The aim of this study was to apply bibliometric methods to systematically characterize the development history, current research landscape, and future directions in the diagnosis and treatment of hyperthyroidism. We present this article in accordance with the BIBLIO reporting checklist (available at https://gs.amegroups.com/article/view/10.21037/gs-2025-228/rc).

Methods

Relevant literature published from September 1, 2004 to September 1, 2024 was retrieved from the Web of Science Core Collection (WOSCC) database. Medical subject headings (MeSH) from the National Library of Medicine were used for topic entry. A comprehensive literature search was conducted on September 1, 2024, and all relevant documents were downloaded. The search formula employed was as follows: (((TS=(hyperthyroidism)) AND TS=(diagnosis))) OR ((TS=(hyperthyroidism)) AND TS=(treatment))) OR ((TS=(hyperthyroidism)) AND TS=(therapy)). The document types included 5,089 articles and 952 reviews, with the language restricted to English but no other search constraints being applied (see Figure 1).

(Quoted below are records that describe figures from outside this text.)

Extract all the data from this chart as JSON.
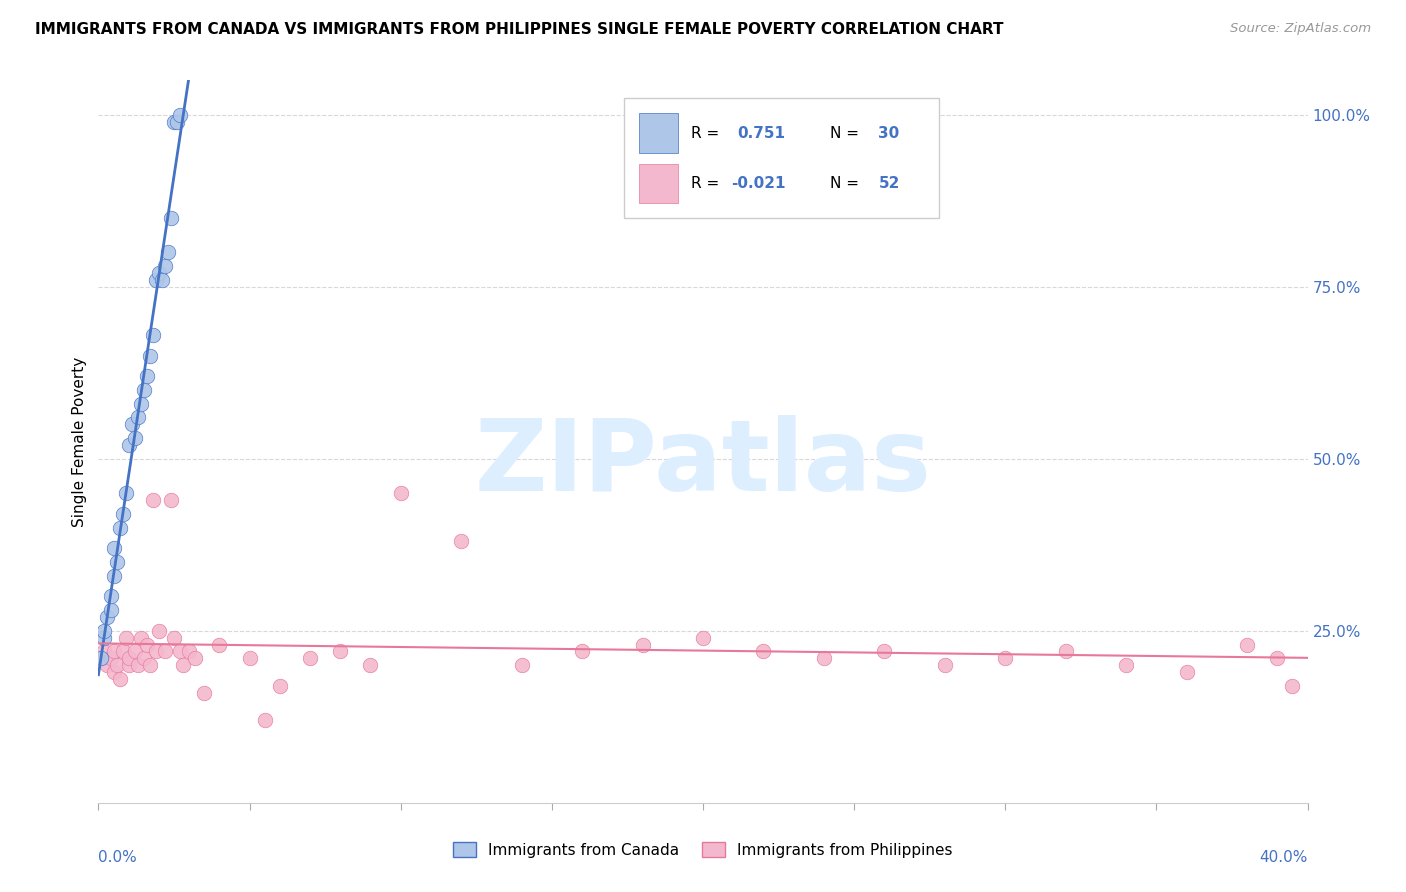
{
  "title": "IMMIGRANTS FROM CANADA VS IMMIGRANTS FROM PHILIPPINES SINGLE FEMALE POVERTY CORRELATION CHART",
  "source": "Source: ZipAtlas.com",
  "ylabel": "Single Female Poverty",
  "canada_R": 0.751,
  "canada_N": 30,
  "philippines_R": -0.021,
  "philippines_N": 52,
  "canada_color": "#aec6e8",
  "canada_line_color": "#4472c4",
  "philippines_color": "#f4b8ce",
  "philippines_line_color": "#e8789a",
  "canada_scatter_x": [
    0.001,
    0.002,
    0.002,
    0.003,
    0.004,
    0.004,
    0.005,
    0.005,
    0.006,
    0.007,
    0.008,
    0.009,
    0.01,
    0.011,
    0.012,
    0.013,
    0.014,
    0.015,
    0.016,
    0.017,
    0.018,
    0.019,
    0.02,
    0.021,
    0.022,
    0.023,
    0.024,
    0.025,
    0.026,
    0.027
  ],
  "canada_scatter_y": [
    0.21,
    0.24,
    0.25,
    0.27,
    0.28,
    0.3,
    0.33,
    0.37,
    0.35,
    0.4,
    0.42,
    0.45,
    0.52,
    0.55,
    0.53,
    0.56,
    0.58,
    0.6,
    0.62,
    0.65,
    0.68,
    0.76,
    0.77,
    0.76,
    0.78,
    0.8,
    0.85,
    0.99,
    0.99,
    1.0
  ],
  "philippines_scatter_x": [
    0.002,
    0.003,
    0.004,
    0.005,
    0.005,
    0.006,
    0.007,
    0.008,
    0.009,
    0.01,
    0.01,
    0.012,
    0.013,
    0.014,
    0.015,
    0.016,
    0.017,
    0.018,
    0.019,
    0.02,
    0.022,
    0.024,
    0.025,
    0.027,
    0.028,
    0.03,
    0.032,
    0.035,
    0.04,
    0.05,
    0.055,
    0.06,
    0.07,
    0.08,
    0.09,
    0.1,
    0.12,
    0.14,
    0.16,
    0.18,
    0.2,
    0.22,
    0.24,
    0.26,
    0.28,
    0.3,
    0.32,
    0.34,
    0.36,
    0.38,
    0.39,
    0.395
  ],
  "philippines_scatter_y": [
    0.22,
    0.2,
    0.21,
    0.19,
    0.22,
    0.2,
    0.18,
    0.22,
    0.24,
    0.2,
    0.21,
    0.22,
    0.2,
    0.24,
    0.21,
    0.23,
    0.2,
    0.44,
    0.22,
    0.25,
    0.22,
    0.44,
    0.24,
    0.22,
    0.2,
    0.22,
    0.21,
    0.16,
    0.23,
    0.21,
    0.12,
    0.17,
    0.21,
    0.22,
    0.2,
    0.45,
    0.38,
    0.2,
    0.22,
    0.23,
    0.24,
    0.22,
    0.21,
    0.22,
    0.2,
    0.21,
    0.22,
    0.2,
    0.19,
    0.23,
    0.21,
    0.17
  ],
  "xlim": [
    0.0,
    0.4
  ],
  "ylim": [
    0.0,
    1.05
  ],
  "background_color": "#ffffff",
  "grid_color": "#d8d8d8",
  "watermark": "ZIPatlas",
  "watermark_color": "#ddeeff"
}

Figure 1 Flowchart of the publication screening process.

Statistical analysis

Statistical analysis and data visualization were performed using VOSviewer (version 1.6.16) and CiteSpace (version 6.3.R1). We visualized data related to countries/regions and institutions, journal and journal cocitation analyses, author and author cocitation analyses, literature cocitation analyses, and keyword co-occurrence analyses. Additionally, we generated overlay maps for journals and performed citation burst analysis for both literature and keywords.

Results

Publication characteristics

A total of 6,041 publications on the diagnosis and treatment of hyperthyroidism were retrieved, comprising 5,086 articles and 953 reviews. Python was used to generate compound statistical charts to depict the annual number of publications and trends (Figure 2). Over the past 20 years, the number of articles published in the field increased substantially, rising from 50 in 2004 to 418 in 2023.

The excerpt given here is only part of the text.